It would be an understatement to say that private equity in India has boomed in the past few years. Easy money, a surging economy, a growing number of new businesses and the new-found zest for entrepreneurship made it the perfect hunting ground for PE. But over the past couple of years, many PE deals have been put to the test, highlighting the risks associated with investing in privately owned companies.

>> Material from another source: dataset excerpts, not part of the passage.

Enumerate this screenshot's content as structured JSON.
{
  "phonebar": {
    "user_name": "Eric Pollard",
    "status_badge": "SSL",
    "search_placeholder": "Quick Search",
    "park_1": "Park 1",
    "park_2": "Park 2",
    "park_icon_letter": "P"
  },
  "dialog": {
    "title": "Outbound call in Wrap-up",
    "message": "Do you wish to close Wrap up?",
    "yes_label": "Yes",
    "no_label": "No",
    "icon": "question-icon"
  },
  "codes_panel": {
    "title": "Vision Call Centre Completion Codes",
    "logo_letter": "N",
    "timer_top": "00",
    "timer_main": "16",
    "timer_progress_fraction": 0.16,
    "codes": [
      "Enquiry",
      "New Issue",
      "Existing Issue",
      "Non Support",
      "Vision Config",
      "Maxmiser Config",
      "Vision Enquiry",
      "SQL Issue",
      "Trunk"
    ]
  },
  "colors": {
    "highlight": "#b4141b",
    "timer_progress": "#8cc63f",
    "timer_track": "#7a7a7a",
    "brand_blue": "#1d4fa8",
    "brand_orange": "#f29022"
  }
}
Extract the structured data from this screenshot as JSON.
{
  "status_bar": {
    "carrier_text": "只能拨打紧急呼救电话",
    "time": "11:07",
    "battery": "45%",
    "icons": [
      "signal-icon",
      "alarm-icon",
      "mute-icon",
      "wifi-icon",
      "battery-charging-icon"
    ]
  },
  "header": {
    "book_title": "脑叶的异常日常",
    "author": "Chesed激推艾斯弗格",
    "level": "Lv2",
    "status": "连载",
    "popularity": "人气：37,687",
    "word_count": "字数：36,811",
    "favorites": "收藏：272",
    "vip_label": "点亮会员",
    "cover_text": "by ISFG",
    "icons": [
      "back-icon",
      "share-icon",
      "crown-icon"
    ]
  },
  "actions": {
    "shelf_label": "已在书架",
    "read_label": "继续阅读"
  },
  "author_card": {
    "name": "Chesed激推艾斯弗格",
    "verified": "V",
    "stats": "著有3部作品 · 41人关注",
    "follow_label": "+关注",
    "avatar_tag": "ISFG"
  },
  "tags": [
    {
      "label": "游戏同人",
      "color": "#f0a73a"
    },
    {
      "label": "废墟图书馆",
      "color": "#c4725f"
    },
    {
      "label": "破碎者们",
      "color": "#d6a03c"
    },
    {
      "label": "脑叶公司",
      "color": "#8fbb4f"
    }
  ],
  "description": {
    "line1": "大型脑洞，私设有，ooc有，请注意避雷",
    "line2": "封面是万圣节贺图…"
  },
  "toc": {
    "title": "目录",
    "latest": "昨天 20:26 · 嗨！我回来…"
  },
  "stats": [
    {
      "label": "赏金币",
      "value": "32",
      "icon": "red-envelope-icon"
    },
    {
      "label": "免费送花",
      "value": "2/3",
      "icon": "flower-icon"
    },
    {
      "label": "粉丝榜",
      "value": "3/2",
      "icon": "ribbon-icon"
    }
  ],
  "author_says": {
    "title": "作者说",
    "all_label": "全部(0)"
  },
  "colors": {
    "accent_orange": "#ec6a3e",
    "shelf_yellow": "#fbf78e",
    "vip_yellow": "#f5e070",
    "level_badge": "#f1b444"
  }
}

Blackstone, a name to reckon with in the global private equity space, has had a particularly unremarkable investment history in India, despite it being more active in the publicly listed space. Just why are its bets not paying off? Associate Editor Krishna Gopalan takes a look at the deals it has clinched so far and decodes what’s gone wrong: Negative carry
In another important development last fortnight, Mukesh Ambani put in a substantial sum to enable Raghav Bahl’s Network18 buy a major chunk of Reliance’s holding in Eenadu, a stake bought three years ago in what now appears to be a deal mired in political controversy. Some media observers think this is part of Ambani’s grand plan to create a media conglomerate, while others see it as a temporary move to use the channel as a mouth-piece for its favoured party before the upcoming elections, reports Senior Assistant Editor Ajita Shashidhar: Networking a way out
But is there a point that all of us might be overlooking? With this deal Ambani may just have embarked on a media exit — not entry — strategy. Eenadu, for reasons now well publicised, was bought by Ambani neither for purely commercial considerations nor with any strategic intent. Eenadu’s lacklustre performance ever since he bought in, has only diminished Ambani’s chances of making money on his investment. It may stand a better chance if he bundles it with a larger company like Network18 and does a trade sale later. The bigger question is — can Bahl change the complexion of the combined business with this fund infusion? If he is successful, it will result in a profitable exit for everyone. And even if not, Mukesh Ambani would hardly grieve. After all, his group wrote off some ₹5,500 crore in one go after Reliance Telecom’s launch strategy failed. In the meanwhile, some intangible benefits would have been reaped and it is hard to put a number on that.